This is a kernel oops that appears to occur under heavy load. Unfortunately, it is not easy to reproduce, and I haven't been able to isolate whether it's associated with NFS load, CPU load, both, or neither. (NFS appears to be relevant, I'm using NFS4 with Kerberos in krb5p, and the oops is in GSS code. I am not using Kerberos for login or other features.)
The oops output is attached. Nothing occurs in the console output for hours before it, and I suspect the second oops is related to the first one in some way. Shortly afterward, soft lockups on all other cores (including those on a physically separate processor) make the computer unresponsive.
The issue appears to be in net/sunrpc/auth_gss/auth_gss.c's gss_wrap_req_priv, in the following line:
tmp = page_address(rqstp->rq_enc_pages[rqstp->rq_enc_pages_num - 1]);
It appears that rqstp is set, but both rqstp->rq_enc_Pages and rqstp->rq_enc_pages_num are zero, leading the kernel to attempt dereferencing an invalid address.
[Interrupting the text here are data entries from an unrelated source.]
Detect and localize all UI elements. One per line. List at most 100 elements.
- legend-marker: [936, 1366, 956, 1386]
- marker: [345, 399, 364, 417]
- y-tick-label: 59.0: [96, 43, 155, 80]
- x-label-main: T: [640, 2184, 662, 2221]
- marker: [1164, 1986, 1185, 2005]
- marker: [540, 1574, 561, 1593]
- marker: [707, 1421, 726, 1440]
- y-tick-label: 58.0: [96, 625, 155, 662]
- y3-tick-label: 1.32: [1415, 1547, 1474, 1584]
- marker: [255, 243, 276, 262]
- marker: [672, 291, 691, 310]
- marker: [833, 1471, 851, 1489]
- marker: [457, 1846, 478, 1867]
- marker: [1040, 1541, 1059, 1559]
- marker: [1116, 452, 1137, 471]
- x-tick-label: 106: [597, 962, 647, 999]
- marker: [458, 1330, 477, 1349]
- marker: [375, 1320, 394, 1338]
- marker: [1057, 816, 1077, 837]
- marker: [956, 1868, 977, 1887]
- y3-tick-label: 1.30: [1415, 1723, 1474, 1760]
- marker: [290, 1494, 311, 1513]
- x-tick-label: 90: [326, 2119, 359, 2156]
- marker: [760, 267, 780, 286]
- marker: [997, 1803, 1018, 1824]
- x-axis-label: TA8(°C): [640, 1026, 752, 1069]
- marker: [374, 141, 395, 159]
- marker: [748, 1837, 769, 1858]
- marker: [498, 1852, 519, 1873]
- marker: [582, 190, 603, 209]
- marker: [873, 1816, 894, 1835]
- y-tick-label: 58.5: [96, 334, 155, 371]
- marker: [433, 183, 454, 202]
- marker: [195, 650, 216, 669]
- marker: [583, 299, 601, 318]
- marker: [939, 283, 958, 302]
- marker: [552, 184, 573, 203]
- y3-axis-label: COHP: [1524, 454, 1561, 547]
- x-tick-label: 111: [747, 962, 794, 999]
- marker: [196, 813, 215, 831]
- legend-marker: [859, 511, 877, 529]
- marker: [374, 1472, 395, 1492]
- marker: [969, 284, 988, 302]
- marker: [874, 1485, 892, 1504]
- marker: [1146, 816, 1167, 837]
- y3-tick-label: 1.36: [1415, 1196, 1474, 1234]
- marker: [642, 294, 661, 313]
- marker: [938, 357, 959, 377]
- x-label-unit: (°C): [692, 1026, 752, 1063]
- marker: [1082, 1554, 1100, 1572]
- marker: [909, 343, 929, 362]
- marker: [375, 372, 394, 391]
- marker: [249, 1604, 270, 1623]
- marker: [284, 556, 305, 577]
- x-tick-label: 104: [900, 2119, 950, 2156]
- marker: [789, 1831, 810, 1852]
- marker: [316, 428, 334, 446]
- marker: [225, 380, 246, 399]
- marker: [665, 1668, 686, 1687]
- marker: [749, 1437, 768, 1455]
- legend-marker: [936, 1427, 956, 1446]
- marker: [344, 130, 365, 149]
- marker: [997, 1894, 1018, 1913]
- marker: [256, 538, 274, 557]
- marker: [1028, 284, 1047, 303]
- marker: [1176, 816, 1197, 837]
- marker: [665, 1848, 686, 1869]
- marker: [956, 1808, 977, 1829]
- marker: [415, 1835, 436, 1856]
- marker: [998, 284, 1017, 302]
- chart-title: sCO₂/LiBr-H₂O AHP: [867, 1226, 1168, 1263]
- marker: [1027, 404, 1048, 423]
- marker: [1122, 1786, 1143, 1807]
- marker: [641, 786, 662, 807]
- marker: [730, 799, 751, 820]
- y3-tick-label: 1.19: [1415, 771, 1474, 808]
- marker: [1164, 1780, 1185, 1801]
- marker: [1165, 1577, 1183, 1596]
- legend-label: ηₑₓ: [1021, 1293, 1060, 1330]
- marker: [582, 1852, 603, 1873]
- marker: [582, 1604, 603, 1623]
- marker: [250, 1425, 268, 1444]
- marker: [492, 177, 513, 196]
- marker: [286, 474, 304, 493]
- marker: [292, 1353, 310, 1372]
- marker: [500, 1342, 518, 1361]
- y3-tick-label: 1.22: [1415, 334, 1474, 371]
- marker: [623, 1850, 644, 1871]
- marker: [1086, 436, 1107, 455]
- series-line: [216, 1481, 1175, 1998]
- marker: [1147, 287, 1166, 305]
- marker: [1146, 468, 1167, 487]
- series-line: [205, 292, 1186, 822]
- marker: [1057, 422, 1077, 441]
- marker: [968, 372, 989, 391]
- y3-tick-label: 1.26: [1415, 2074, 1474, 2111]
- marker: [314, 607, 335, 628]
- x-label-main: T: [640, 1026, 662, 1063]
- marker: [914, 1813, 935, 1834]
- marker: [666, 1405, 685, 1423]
Because this surfaces only under load, and is on a multiple-processor system, I'm inclined to guess there is a race condition between accesses to rqstp on different cores, but I haven't been able to determine where at this point.
Unfortunately, /proc/version_signature isn't currently available as the computer got updated to a 3.13.0-77-generic upon restart, but this was running on a stock "3.13.0-76-generic #120-Ubuntu" kernel on 14.04/trusty.
This bug is missing log files that will aid in diagnosing the problem. From a terminal window please run:
apport-collect 1559563
and then change the status of the bug to 'Confirmed'.
If, due to the nature of the issue you have encountered, you are unable to run this command, please add a comment stating that fact and change the bug status to 'Confirmed'.
This change has been made by an automated script, maintained by the Ubuntu Kernel Team.